Meine Damen und Herren, das Leben ist heute für die meisten längst ein permanenter Lernprozess. Immer rasantere technische Veränderungen und die Internationalisierung der Wirtschaft machen es nötig, alle beruflichen Qualifikationen ständig weiterzuentwickeln. Eine berufsqualifizierende Ausbildung reicht schon lange nicht mehr für ein ganzes Arbeitsleben. Die Anforderungen an Wissen und Können nehmen immer mehr zu.

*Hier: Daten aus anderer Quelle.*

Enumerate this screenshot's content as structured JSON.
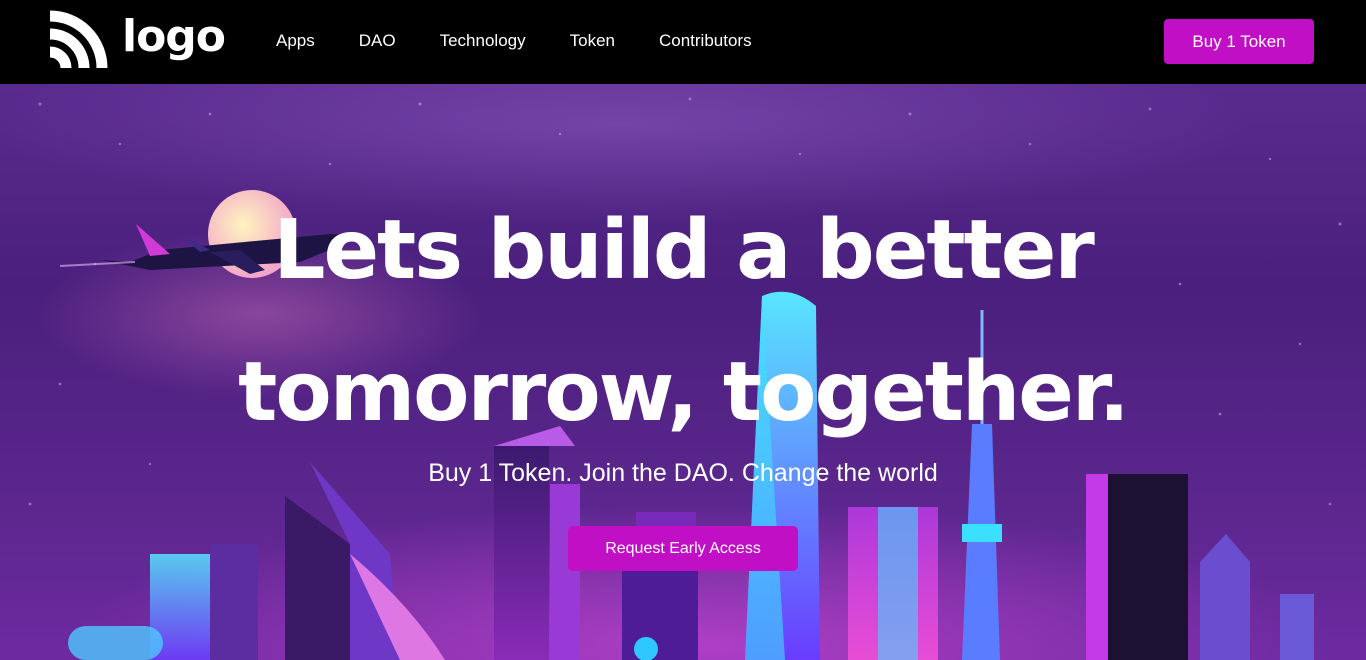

Vor diesem Hintergrund stellen wir das Bildungsjubiläum der Bayer AG unter das Motto "Kontinuität und Veränderung". Im Mittelpunkt steht die fortwährende Weiterbildung. Wir sind stolz darauf, dass mehr als 22.000 Mitarbeiter allein in Deutschland im vergangenen Jahr an 4.000 Tages- und 400 Abendkursen teilgenommen haben. Das ergibt in Summe die stolze Zahl von über einer Million Kurs-Stunden.

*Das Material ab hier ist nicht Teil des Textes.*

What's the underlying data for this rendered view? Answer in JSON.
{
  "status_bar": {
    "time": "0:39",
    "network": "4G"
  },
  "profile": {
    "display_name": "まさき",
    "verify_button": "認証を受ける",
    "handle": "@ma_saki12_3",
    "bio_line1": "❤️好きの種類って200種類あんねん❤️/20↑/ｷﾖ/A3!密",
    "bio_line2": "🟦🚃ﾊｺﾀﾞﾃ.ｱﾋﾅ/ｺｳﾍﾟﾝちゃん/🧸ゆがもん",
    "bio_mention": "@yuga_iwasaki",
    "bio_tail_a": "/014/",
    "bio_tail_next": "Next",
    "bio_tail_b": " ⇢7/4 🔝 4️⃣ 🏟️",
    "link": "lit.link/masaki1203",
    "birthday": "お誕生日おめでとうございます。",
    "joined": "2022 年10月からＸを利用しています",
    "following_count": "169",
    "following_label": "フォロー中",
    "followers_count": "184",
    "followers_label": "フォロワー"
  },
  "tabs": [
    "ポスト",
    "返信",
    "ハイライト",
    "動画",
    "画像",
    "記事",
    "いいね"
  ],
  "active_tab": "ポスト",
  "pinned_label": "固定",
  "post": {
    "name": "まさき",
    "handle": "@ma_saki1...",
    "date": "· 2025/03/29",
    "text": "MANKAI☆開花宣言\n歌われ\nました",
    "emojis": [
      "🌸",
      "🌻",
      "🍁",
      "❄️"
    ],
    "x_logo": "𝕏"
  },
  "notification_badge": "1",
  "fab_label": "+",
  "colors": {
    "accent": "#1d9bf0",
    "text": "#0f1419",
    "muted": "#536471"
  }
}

Bildung ist zweifellos eine wichtige Investition in die Zukunft ? zur Sicherung der Produktivität und des Erfolges unseres Unternehmens. Allein in diesem Jahr geben wir weltweit über 200 Millionen Mark für die Aus- und Weiterbildung unserer Mitarbeiterinnen und Mitarbeiter aus.

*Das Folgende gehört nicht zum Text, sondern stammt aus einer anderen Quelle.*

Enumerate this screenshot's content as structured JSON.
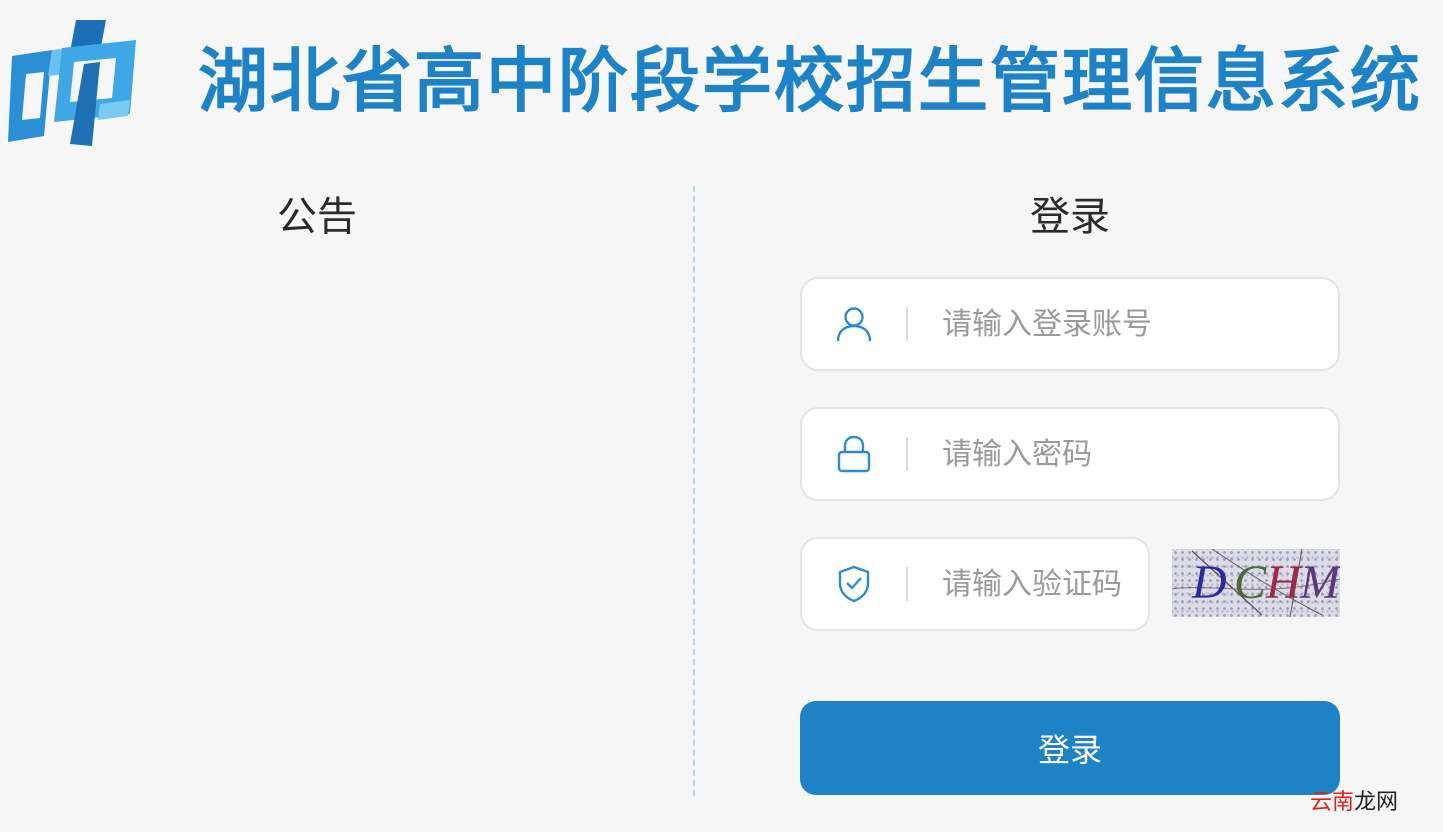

Aber auch den Nachwuchs von morgen haben wir heute schon fest im Auge: Mehrere tausend Schüler informieren sich jährlich in Praktika und bei "Tagen der offenen Tür" über den Berufsalltag bei Bayer. Eine enge Zusammenarbeit mit Schulen und Universitäten sowie die Präsenz auf Job-Börsen und Hochschulmessen gehören seit vielen Jahren zum Standard unserer Bildungsarbeit.

Durch unsere Ausbildung decken wir etwa 70 Prozent unseres Bedarfs an qualifiziertem Personal unterhalb des Hochschulniveaus. Ohne dieses Ausbildungsengagement würden wir bei Bayer in erheblichem Umfang mit dem Problem des Fachkräftemangels konfrontiert ? und dies nicht nur in den IT-Berufen.

Meine Damen und Herren, als Bayer vor 100 Jahren in die Bildungsarbeit einstieg, ging es um die Vermittlung von Grundfertigkeiten. Heute sprechen wir von individuellem Qualifizierungsbedarf und betriebsspezifischen Belangen, wenn es um die Zukunft der betrieblichen Aus- und Weiterbildung geht.

Lassen Sie mich anhand unseres Mottos "Kontinuität und Veränderung" ? dessen Anfangsbuchstaben unbeabsichtigt, aber durchaus passend denen unseres Firmenmottos "Kompetenz und Verantwortung" entsprechen ? einige wesentliche Aspekte der Bildungsarbeit im Unternehmen deutlich machen.

Ein Konzern wie Bayer ist ein Motor schneller Veränderungen, wenn Märkte und technische Entwicklungen dies erforderlich und sinnvoll machen. Ebenso legen wir Wert auf unternehmerische Kontinuität. Dies bedeutet für unsere Bildungsarbeit, dass wesentliche Kernaspekte, die bereits vor 100 Jahren gegolten haben, auch heute und in Zukunft Bestand haben.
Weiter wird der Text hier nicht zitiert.